Ubisoft’s decision to shutter its Winnipeg and Belgrade studios, while proposing further cuts across Barcelona and its global publishing business, marks one of the sharpest signals yet that the company is still tightening around a smaller set of priority projects. The restructuring could eliminate as many as 380 roles companywide, following a January reset that reorganized Ubisoft around five creative houses and a May report of a record annual loss of almost 1.5 billion euros for FY2025-26.

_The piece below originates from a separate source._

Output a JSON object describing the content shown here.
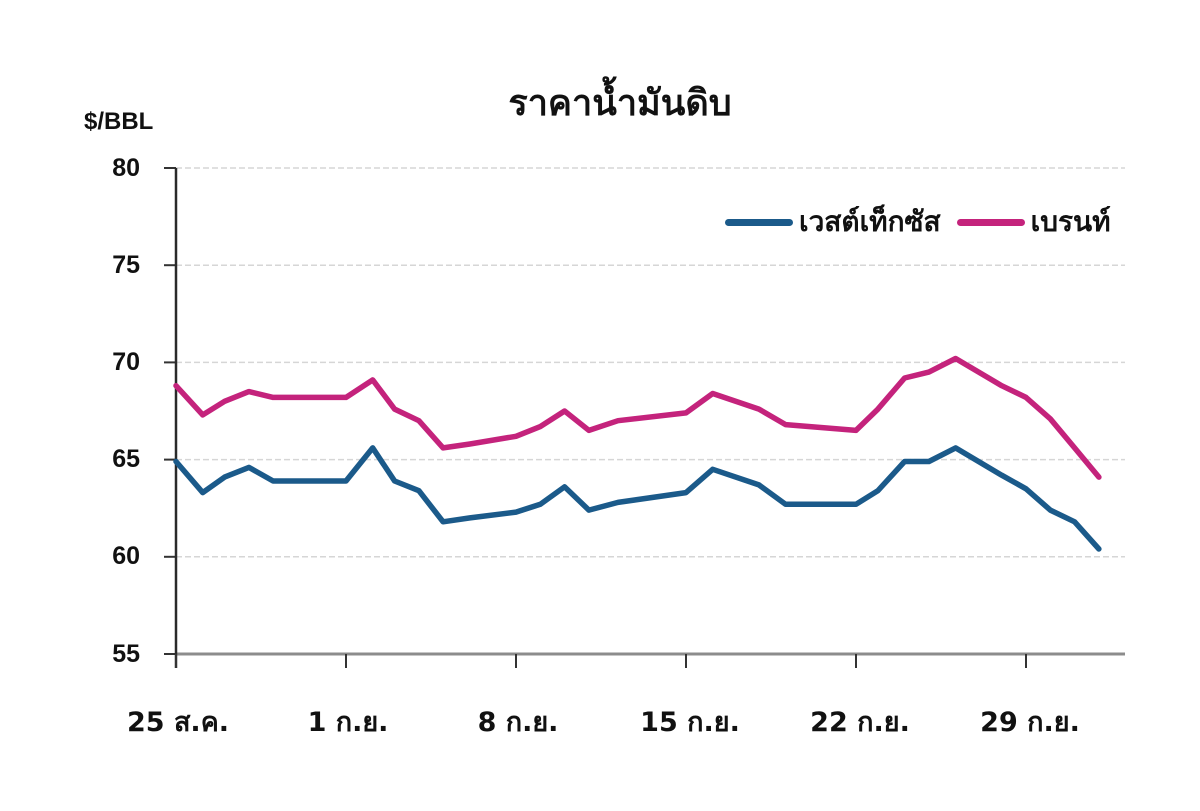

The Winnipeg closure is especially consequential for workers in support production. The studio opened in 2019 and had become part of the pipeline on titles including Rainbow Six Siege, Far Cry 6, Assassin’s Creed Valhalla and Rainbow Six Mobile. About 65 employees were affected there, a reminder that studios far from a game’s creative center can still be exposed when publishers start consolidating work and narrowing their portfolio.

Ubisoft said internally that it had been evolving the organization to “simplify how it operates, reduce its cost base, and strengthen the company for the long term.” That language matches a familiar pattern across the industry: when budgets tighten, publishers often protect a handful of franchises while trimming the satellite teams, co-development partners and publishing functions that keep live games and release schedules moving. In practical terms, that leaves QA, localization, production coordination and other support roles carrying more risk than their distance from headquarters might suggest.
The new cuts follow an earlier Halifax closure in January, which eliminated 71 jobs. Halifax workers had formed Ubisoft’s first North American union shortly before the shutdown, and staff later said they felt blindsided when the office was closed. That sequence matters beyond one studio. It shows how quickly labor organizing, site closures and strategic resets can collide when a publisher decides to rebalance its cost structure.
For Nintendo, the warning is not about a copycat crisis but about resilience. Nintendo said in November 2025 that it would acquire shares of Bandai Namco Studios Singapore to strengthen its development structure, and its developer portal says it supports both companies and individuals working on Nintendo platforms. Nintendo’s procurement policy also stresses fair evaluation, compliance and trust with production partners. The contrast is instructive: a quality-first culture still depends on how work is distributed, documented and protected. When that system leans too hard on fragile assumptions, even large publishers can find their pipelines exposed.